Özne, ben, kendilik vesaire olarak bahsettiğimiz şey burada bir varlıktır fakat o varlık, nihai olarak duyu/anlamdan başka bir şey olmayan ilişkiyi, yani
ontolojik olarak ‘müşterekte oluş’u talep eden bir varlık olarak ‘ortak’tır.

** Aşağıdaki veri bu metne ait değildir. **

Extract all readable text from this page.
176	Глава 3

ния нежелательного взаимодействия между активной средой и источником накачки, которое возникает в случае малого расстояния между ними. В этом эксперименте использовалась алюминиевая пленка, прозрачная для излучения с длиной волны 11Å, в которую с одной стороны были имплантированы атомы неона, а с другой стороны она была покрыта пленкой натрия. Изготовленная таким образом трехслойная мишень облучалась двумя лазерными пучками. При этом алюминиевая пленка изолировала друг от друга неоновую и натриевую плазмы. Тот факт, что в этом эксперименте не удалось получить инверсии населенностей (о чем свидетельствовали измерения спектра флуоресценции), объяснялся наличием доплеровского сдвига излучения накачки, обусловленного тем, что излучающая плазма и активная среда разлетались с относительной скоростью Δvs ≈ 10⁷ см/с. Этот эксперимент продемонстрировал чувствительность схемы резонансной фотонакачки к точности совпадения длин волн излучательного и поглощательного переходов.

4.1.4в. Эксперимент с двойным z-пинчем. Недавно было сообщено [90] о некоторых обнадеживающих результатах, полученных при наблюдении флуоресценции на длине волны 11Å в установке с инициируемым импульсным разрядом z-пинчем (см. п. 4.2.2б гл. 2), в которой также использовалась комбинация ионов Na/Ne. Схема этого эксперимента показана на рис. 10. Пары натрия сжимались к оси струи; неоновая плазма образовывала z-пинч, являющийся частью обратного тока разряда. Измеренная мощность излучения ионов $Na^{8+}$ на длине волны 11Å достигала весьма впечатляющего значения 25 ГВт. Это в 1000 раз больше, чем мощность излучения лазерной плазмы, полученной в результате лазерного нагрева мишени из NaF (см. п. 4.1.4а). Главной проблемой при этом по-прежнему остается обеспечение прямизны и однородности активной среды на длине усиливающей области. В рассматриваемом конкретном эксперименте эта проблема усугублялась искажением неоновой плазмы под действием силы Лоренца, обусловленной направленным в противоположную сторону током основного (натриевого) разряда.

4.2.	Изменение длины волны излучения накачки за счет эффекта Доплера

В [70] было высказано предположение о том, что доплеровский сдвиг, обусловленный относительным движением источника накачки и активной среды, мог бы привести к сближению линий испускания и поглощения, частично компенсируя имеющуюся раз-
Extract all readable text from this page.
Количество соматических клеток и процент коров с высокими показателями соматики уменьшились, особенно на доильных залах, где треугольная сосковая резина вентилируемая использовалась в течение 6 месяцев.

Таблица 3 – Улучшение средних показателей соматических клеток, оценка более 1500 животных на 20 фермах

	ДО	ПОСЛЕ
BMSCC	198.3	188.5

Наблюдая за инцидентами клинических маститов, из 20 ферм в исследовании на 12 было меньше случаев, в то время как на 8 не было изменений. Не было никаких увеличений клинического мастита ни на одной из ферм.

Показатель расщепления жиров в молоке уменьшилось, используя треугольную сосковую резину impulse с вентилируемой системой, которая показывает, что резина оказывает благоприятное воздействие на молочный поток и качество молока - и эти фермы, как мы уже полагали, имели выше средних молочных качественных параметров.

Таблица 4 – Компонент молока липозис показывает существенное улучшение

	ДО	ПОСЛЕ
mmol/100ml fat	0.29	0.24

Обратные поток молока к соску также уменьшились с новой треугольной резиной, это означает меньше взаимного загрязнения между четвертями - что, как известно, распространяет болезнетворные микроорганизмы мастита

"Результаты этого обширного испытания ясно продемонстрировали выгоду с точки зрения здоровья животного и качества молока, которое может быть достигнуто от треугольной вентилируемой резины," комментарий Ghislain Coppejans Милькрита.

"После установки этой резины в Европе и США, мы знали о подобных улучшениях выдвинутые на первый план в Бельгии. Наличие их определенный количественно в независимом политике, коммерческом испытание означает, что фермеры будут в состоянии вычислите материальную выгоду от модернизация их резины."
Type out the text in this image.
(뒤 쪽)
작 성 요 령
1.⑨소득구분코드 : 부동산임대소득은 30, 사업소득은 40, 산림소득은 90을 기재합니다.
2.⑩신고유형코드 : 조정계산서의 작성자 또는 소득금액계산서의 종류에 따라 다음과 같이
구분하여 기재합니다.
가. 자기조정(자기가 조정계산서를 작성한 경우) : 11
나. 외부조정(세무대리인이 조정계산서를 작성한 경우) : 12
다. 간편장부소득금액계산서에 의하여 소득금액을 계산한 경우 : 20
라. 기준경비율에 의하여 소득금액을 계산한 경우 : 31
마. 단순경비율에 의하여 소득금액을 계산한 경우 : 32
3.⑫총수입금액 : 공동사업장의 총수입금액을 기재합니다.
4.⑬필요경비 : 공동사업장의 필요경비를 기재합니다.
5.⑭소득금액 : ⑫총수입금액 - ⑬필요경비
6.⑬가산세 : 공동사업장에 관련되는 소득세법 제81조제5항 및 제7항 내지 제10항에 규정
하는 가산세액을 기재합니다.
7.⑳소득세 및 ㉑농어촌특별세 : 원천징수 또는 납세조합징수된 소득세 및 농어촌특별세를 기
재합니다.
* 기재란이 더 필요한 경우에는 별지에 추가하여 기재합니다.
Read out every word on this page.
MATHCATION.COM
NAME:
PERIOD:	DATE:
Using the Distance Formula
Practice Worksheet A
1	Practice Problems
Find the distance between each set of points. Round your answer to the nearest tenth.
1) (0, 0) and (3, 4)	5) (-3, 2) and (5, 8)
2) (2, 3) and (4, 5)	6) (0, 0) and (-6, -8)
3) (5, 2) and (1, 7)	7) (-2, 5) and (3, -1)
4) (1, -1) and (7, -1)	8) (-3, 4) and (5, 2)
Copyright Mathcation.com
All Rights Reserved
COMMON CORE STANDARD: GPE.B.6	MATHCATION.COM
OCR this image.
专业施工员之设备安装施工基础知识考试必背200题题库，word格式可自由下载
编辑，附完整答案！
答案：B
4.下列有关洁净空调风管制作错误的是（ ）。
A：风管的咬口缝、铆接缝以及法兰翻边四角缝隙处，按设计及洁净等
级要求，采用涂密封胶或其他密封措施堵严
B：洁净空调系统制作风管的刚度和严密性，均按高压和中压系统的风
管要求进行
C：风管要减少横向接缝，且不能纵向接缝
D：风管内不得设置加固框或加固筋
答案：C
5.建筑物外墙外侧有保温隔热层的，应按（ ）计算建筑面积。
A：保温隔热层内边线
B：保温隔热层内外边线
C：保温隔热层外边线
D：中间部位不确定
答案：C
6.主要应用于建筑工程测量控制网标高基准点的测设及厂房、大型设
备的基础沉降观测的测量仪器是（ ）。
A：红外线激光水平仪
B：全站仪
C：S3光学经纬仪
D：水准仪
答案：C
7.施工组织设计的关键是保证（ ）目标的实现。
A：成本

Bunun klasik Marksist “insanların varlığını belirleyen şey, bilinçleri
değildir; tam tersine, onların bilincini belirleyen, toplumsal varlıklarıdır”7önermesindeki ‘toplumsal varlık’ dediği bir ontopolitiğe
gönderdiğini, ancak bunun ekonomi düzeyinde değil müşterekte olma talebinin
özgülüğü/duyusu/anlamı düzeyinde bir yaklaşım olduğunu söyleyebiliriz. Ben’in
buradaki durumu nasıl daha anlaşılır kılınabilir?
“Özne, bir şeyi (fakat şeyleri, nesneleri de
olabilir) sahiplenmekle hiç ilgisi olmayan bir iletişime, konuşmaya, bir hatta
bağlanma ya da bir ilişkiye girme biçimi: “özgülük” (properness)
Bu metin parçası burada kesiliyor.